Tri-Color Vegetable Saute

INGREDIENTS:

1 Tbsp. olive oil
1 large onion, diced
2 cloves garlic, minced
1 cup frozen edamame, shelled
2 cups corn kernels, frozen or fresh
1 pint grape tomatoes, halved
3 Tbsp. finely chopped sun-dried tomatoes
1/3 cup lightly packed fresh basil leaves, cut in ribbons
1 Tbsp fresh lime juice

DIRECTIONS:
Heat oil in large skilled over medium-high heat. Add onion and cook until softened, about 3 minutes.
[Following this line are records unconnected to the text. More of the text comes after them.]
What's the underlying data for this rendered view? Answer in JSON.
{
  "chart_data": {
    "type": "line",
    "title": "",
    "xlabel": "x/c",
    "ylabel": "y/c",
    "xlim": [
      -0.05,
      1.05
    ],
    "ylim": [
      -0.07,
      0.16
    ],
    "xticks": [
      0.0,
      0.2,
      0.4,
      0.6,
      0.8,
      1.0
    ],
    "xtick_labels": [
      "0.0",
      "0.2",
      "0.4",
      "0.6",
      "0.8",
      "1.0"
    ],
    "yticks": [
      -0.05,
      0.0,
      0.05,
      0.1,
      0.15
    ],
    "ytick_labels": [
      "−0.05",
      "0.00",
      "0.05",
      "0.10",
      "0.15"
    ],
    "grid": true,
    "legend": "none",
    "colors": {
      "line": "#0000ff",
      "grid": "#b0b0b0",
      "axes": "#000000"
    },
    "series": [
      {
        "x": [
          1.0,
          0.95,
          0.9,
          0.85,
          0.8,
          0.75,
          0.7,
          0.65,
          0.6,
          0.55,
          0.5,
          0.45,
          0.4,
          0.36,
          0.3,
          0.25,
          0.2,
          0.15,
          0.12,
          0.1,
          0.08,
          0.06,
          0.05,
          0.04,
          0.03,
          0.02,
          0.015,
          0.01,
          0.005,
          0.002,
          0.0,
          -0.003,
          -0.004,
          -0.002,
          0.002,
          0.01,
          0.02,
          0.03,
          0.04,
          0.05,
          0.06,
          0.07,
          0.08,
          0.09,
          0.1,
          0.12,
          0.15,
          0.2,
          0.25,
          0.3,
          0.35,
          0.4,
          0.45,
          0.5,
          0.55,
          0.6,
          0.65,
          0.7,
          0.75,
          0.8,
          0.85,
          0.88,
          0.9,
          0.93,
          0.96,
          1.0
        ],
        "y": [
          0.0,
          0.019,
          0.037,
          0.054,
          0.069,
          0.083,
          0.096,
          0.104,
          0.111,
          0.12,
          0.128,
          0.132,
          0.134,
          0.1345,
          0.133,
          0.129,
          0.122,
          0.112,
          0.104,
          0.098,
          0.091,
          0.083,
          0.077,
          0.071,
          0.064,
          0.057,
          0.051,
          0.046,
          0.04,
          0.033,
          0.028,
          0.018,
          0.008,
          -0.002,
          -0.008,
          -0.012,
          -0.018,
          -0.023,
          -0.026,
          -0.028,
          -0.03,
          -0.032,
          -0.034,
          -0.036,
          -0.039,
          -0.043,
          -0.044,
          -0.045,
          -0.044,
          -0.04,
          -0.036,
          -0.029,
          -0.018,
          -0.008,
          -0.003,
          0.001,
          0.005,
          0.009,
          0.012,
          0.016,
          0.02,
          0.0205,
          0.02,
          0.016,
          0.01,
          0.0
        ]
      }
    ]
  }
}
Add the garlic adn cook 30 seconds more. Add teh edamame. Cook, stirring occasionally, until warmed through, about 3 minutes. Add the corn and cook until warmed through, another 3 minutes. Stir in grape tomatoes and sun-dried tomatoes and cook for 5 minutes more, until tomatoes are softened but still retain their shape. Stir in basil and lime juice. Season with salt and pepper.

makes 4 servings. Each serving 176 Cal, 6 g fat, 0 mg chol, 209 mg sodium, 29 g carbs, 5 g fiber, 7 g protein.

1 comments:

Adam and Jennie said...

It may be good with a chick pea or kidney bean mixed in as well.